Anthropic has secured a $35 billion private credit financing package arranged by Apollo Global Management and Blackstone to fund AI chip infrastructure, according to reports published June 6, 2026. The structure will finance data-center hardware that will be leased to Anthropic to support its rapidly growing AI workloads.
This article aggregates reporting from 2 news sources. The TL;DR is AI-generated from original reporting. Race to AGI's analysis provides editorial context on implications for AGI development.

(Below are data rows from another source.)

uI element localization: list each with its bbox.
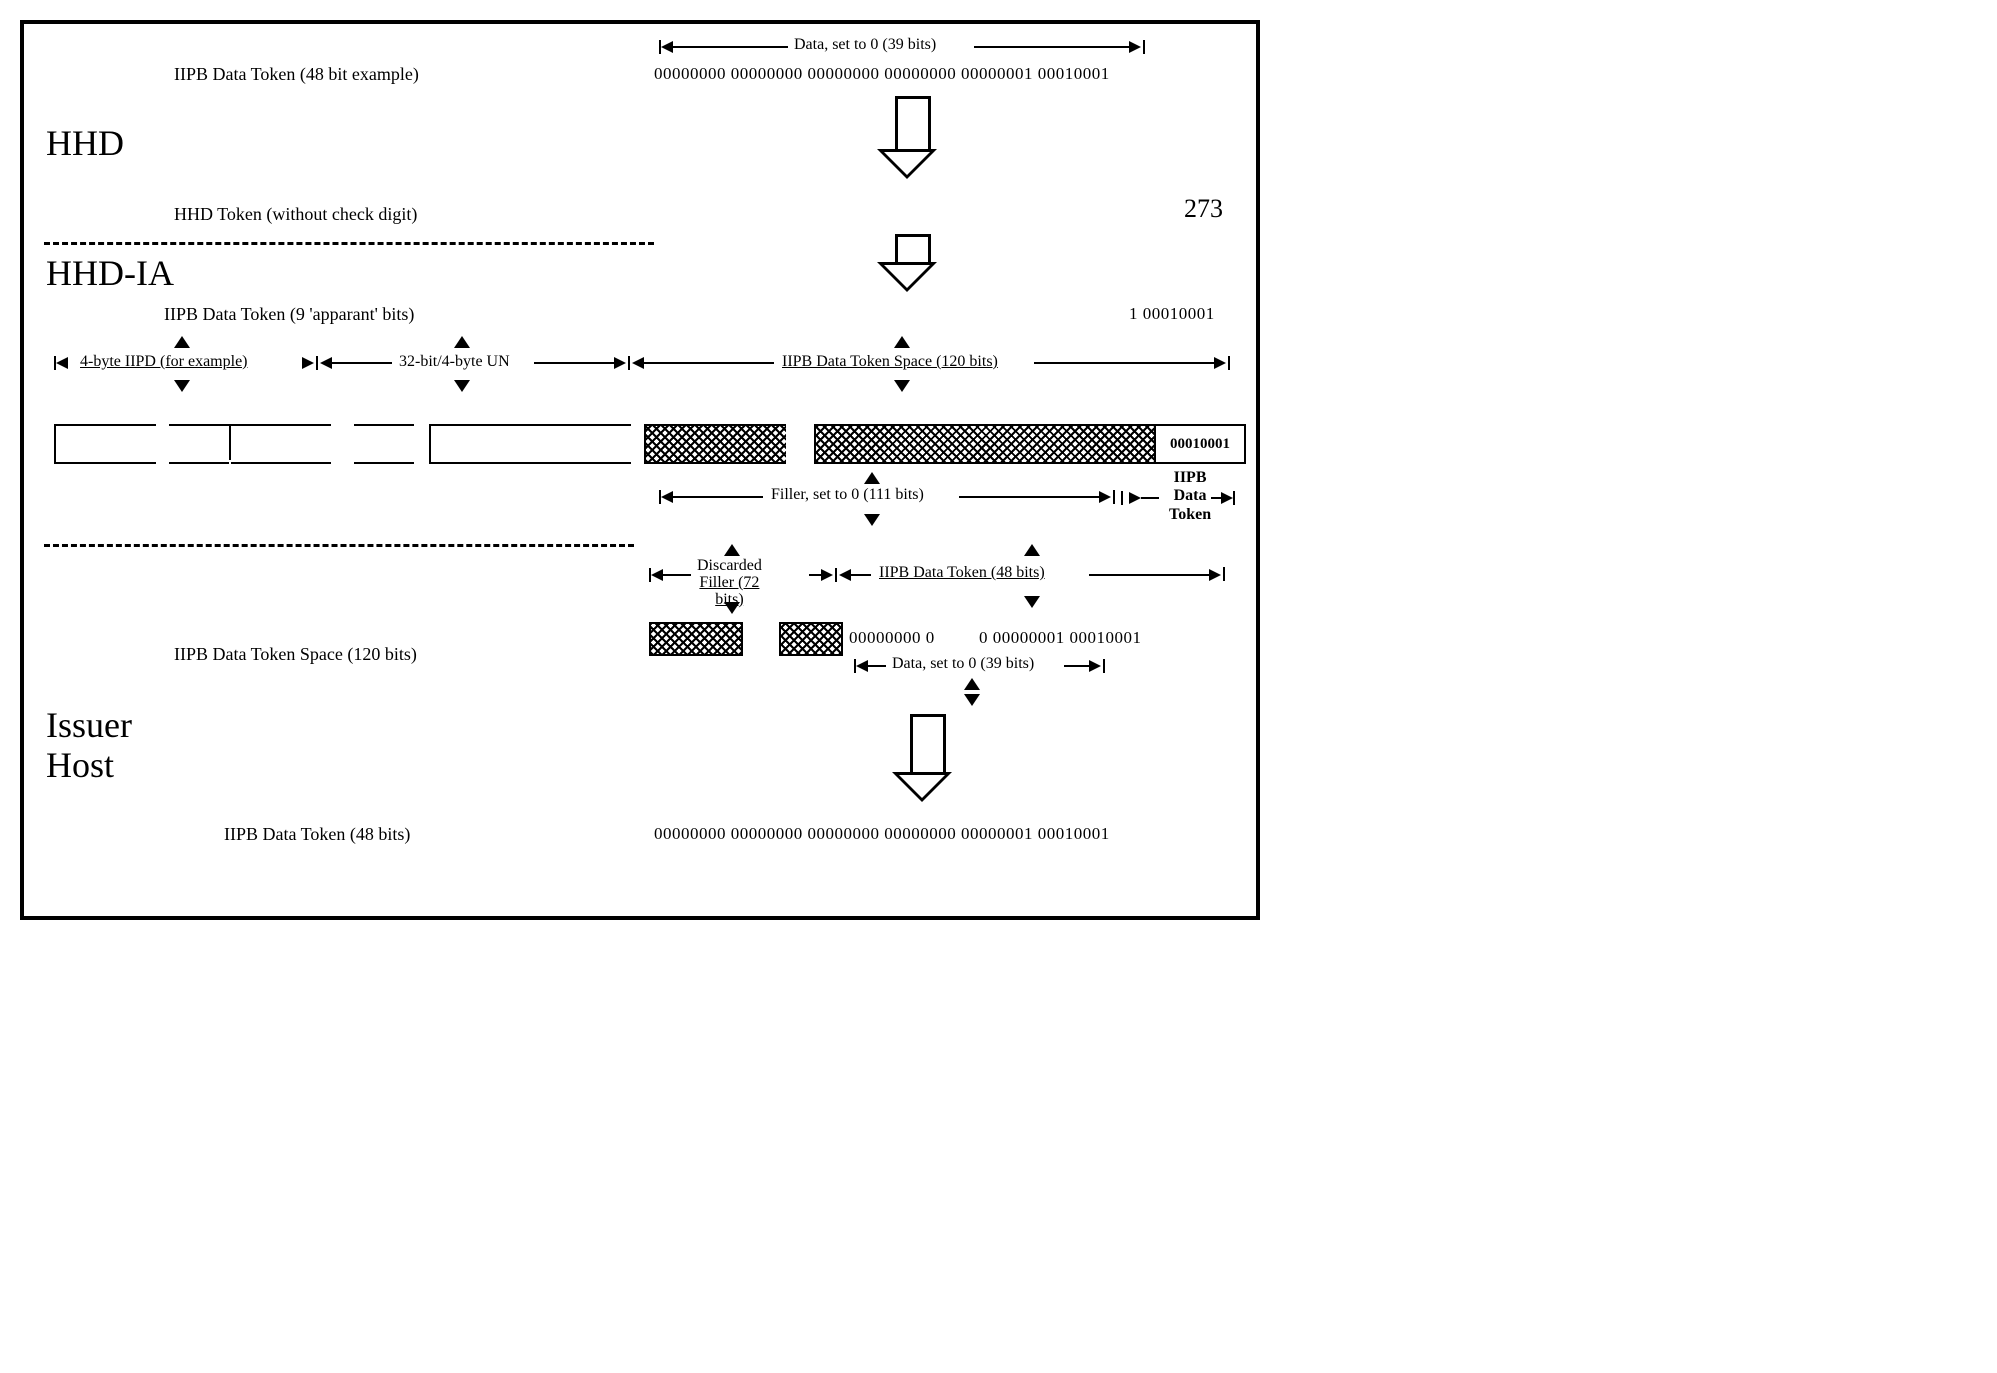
composite-bar: 00010001	[54, 424, 1244, 460]
issuer-out-label: IIPB Data Token (48 bits)	[224, 824, 410, 845]
diagram-frame: HHD IIPB Data Token (48 bit example) Dat…	[20, 20, 1260, 920]
iipb-stack: IIPB Data Token	[1169, 469, 1211, 524]
caret-data39-up	[964, 678, 980, 690]
caret-data39-dn	[964, 694, 980, 706]
issuer-out-bits: 00000000 00000000 00000000 00000000 0000…	[654, 824, 1110, 844]
hhd-ia-title: HHD-IA	[46, 252, 174, 294]
data-39-label: Data, set to 0 (39 bits)	[794, 36, 936, 54]
iipb-stack-3: Token	[1169, 506, 1211, 524]
caret-filler-down	[864, 514, 880, 526]
data39-lower-label: Data, set to 0 (39 bits)	[892, 655, 1034, 673]
down-arrow-2	[889, 234, 937, 292]
dashed-sep-2	[44, 544, 634, 547]
ref-273: 273	[1184, 194, 1223, 224]
caret-d-un	[454, 380, 470, 392]
hhd-ia-right-bits: 1 00010001	[1129, 304, 1215, 324]
caret-token48-up	[1024, 544, 1040, 556]
hhd-token-label: HHD Token (without check digit)	[174, 204, 417, 225]
dashed-sep-1	[44, 242, 654, 245]
iipd-label: 4-byte IIPD (for example)	[80, 353, 248, 371]
iipb-48-label: IIPB Data Token (48 bit example)	[174, 64, 419, 85]
caret-d-space	[894, 380, 910, 392]
iipb-stack-2: Data	[1169, 487, 1211, 505]
caret-space	[894, 336, 910, 348]
caret-un	[454, 336, 470, 348]
caret-token48-dn	[1024, 596, 1040, 608]
un-label: 32-bit/4-byte UN	[399, 353, 510, 371]
down-arrow-1	[889, 96, 937, 179]
caret-iipd	[174, 336, 190, 348]
bar-bits: 00010001	[1170, 436, 1230, 453]
iipb-stack-1: IIPB	[1169, 469, 1211, 487]
filler-label: Filler, set to 0 (111 bits)	[771, 486, 924, 504]
hhd-title: HHD	[46, 122, 124, 164]
issuer-title-1: Issuer	[46, 704, 132, 746]
issuer-mid-bits2: 0 00000001 00010001	[979, 628, 1142, 648]
apparent-bits-label: IIPB Data Token (9 'apparant' bits)	[164, 304, 414, 325]
token-space-label: IIPB Data Token Space (120 bits)	[782, 353, 998, 371]
caret-discarded-dn	[724, 602, 740, 614]
token48-label: IIPB Data Token (48 bits)	[879, 564, 1045, 582]
caret-d-iipd	[174, 380, 190, 392]
issuer-title-2: Host	[46, 744, 114, 786]
caret-discarded-up	[724, 544, 740, 556]
issuer-mid-bits: 00000000 0	[849, 628, 935, 648]
issuer-space-label: IIPB Data Token Space (120 bits)	[174, 644, 417, 665]
down-arrow-3	[904, 714, 952, 802]
discarded-1: Discarded	[697, 558, 762, 575]
hhd-bit-string: 00000000 00000000 00000000 00000000 0000…	[654, 64, 1110, 84]
caret-filler-up	[864, 472, 880, 484]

A $35 billion compute financing package is not just another debt deal; it effectively pre-purchases a multi‑year supply of frontier AI hardware for Anthropic. In a world where GPUs and advanced accelerators are the scarcest inputs to progress, locking in that capacity signals that private credit is now a primary engine of the AI arms race, not just venture capital or big‑tech balance sheets. It also mirrors earlier infrastructure financing around hyperscaler data centers and specialist clouds like CoreWeave, but at a materially larger scale. ([cls.cn](https://www.cls.cn/detail/2392501))

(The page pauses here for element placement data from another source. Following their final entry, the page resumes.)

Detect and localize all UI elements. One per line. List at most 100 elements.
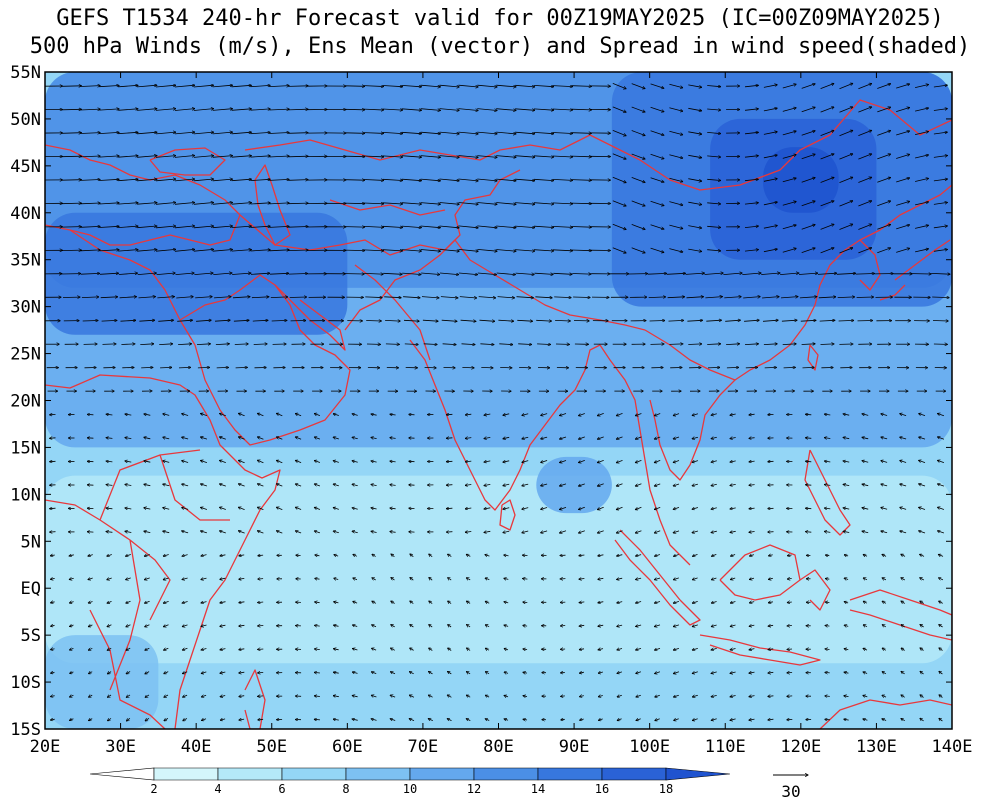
wind-vector — [742, 273, 761, 275]
wind-vector — [571, 180, 592, 181]
spread-zone — [536, 456, 612, 514]
wind-vector — [844, 625, 849, 626]
wind-vector — [466, 554, 471, 556]
wind-vector — [919, 460, 926, 463]
wind-vector — [220, 719, 226, 720]
wind-vector — [194, 273, 213, 275]
wind-vector — [160, 367, 172, 368]
wind-vector — [863, 578, 868, 580]
lon-tick-label: 130E — [856, 737, 897, 757]
wind-vector — [801, 225, 815, 230]
wind-vector — [862, 531, 869, 533]
map-title-line-2: 500 hPa Winds (m/s), Ens Mean (vector) a… — [29, 34, 971, 59]
colorbar-label: 6 — [278, 782, 285, 796]
wind-vector — [616, 483, 623, 486]
wind-vector — [239, 578, 245, 579]
wind-vector — [477, 178, 497, 181]
wind-vector — [522, 531, 529, 533]
wind-vector — [269, 156, 289, 157]
wind-vector — [787, 555, 792, 556]
wind-vector — [276, 531, 283, 534]
wind-vector — [534, 273, 554, 274]
wind-vector — [692, 484, 699, 486]
sumatra — [614, 529, 701, 626]
wind-vector — [787, 602, 792, 603]
wind-vector — [844, 696, 849, 697]
wind-vector — [938, 507, 945, 510]
wind-vector — [744, 226, 758, 228]
wind-vector — [938, 484, 945, 487]
colorbar-swatch — [217, 767, 283, 781]
wind-vector — [598, 555, 604, 556]
wind-vector — [51, 696, 55, 697]
wind-vector — [89, 695, 93, 697]
wind-vector — [900, 437, 907, 439]
wind-vector — [382, 156, 403, 157]
wind-vector — [571, 133, 592, 134]
wind-vector — [711, 484, 717, 486]
sulawesi — [799, 569, 831, 611]
colorbar-label: 2 — [150, 782, 157, 796]
wind-vector — [80, 156, 101, 157]
wind-vector — [635, 436, 642, 439]
wind-vector — [126, 625, 131, 627]
wind-vector — [711, 578, 717, 580]
wind-vector — [81, 297, 99, 298]
wind-vector — [177, 320, 192, 321]
wind-vector — [126, 578, 131, 580]
wind-vector — [749, 696, 755, 697]
wind-vector — [100, 297, 118, 298]
wind-vector — [107, 555, 112, 557]
wind-vector — [877, 201, 890, 207]
wind-vector — [915, 249, 928, 253]
wind-vector — [80, 133, 101, 134]
wind-vector — [692, 648, 698, 650]
wind-vector — [636, 625, 642, 627]
wind-vector — [824, 461, 831, 462]
wind-vector — [257, 460, 264, 464]
wind-vector — [106, 508, 113, 509]
wind-vector — [196, 320, 211, 321]
wind-vector — [705, 297, 722, 298]
wind-vector — [782, 155, 796, 159]
reference-vector-label: 30 — [781, 782, 800, 800]
wind-vector — [401, 202, 422, 204]
wind-vector — [560, 626, 566, 627]
wind-vector — [805, 532, 812, 533]
wind-vector — [232, 297, 250, 298]
lat-tick-label: 25N — [10, 345, 41, 365]
wind-vector — [50, 508, 56, 509]
wind-vector — [276, 413, 283, 417]
wind-vector — [428, 695, 433, 697]
wind-vector — [730, 414, 736, 415]
wind-vector — [504, 625, 509, 626]
colorbar-swatch — [345, 767, 411, 781]
wind-vector — [769, 555, 773, 556]
wind-vector — [844, 555, 849, 556]
wind-vector — [915, 178, 928, 182]
coastlines-borders — [45, 99, 952, 729]
wind-vector — [163, 508, 170, 510]
lon-tick-label: 50E — [256, 737, 287, 757]
wind-vector — [768, 672, 774, 673]
wind-vector — [900, 507, 907, 510]
wind-vector — [477, 272, 497, 275]
wind-vector — [145, 672, 150, 674]
wind-vector — [99, 273, 119, 274]
wind-vector — [220, 437, 226, 440]
wind-vector — [141, 367, 153, 368]
wind-vector — [692, 414, 699, 416]
lon-tick-label: 20E — [30, 737, 61, 757]
wind-vector — [920, 695, 924, 698]
wind-vector — [82, 321, 98, 322]
wind-vector — [896, 225, 909, 230]
wind-vector — [881, 508, 888, 510]
wind-vector — [448, 625, 452, 628]
wind-vector — [466, 719, 471, 721]
wind-vector — [352, 719, 358, 720]
wind-vector — [334, 555, 339, 557]
wind-vector — [654, 625, 661, 627]
wind-vector — [424, 367, 437, 368]
wind-vector — [654, 460, 661, 462]
wind-vector — [844, 649, 849, 650]
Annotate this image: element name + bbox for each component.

Strategically, this deal gives Anthropic a clearer line of sight on the compute needed to keep pace with (or briefly outrun) OpenAI, Google, and Meta at the frontier. Instead of raising equivalent sums in dilutive equity, Anthropic can lease capacity via a special‑purpose vehicle while it pursues an IPO and large commercial contracts. That moves alternative asset managers—Apollo, Blackstone and peers—into a pivotal role in determining who gets the chips required for the next generation of models.
The competitive implication is stark: frontier research will increasingly be gated by access to structured, long‑dated financing for hardware. Labs that can convince private credit to underwrite tens of billions in AI infrastructure will enjoy a structural advantage in scaling experiments, safety work, and product launches—regardless of their current profitability.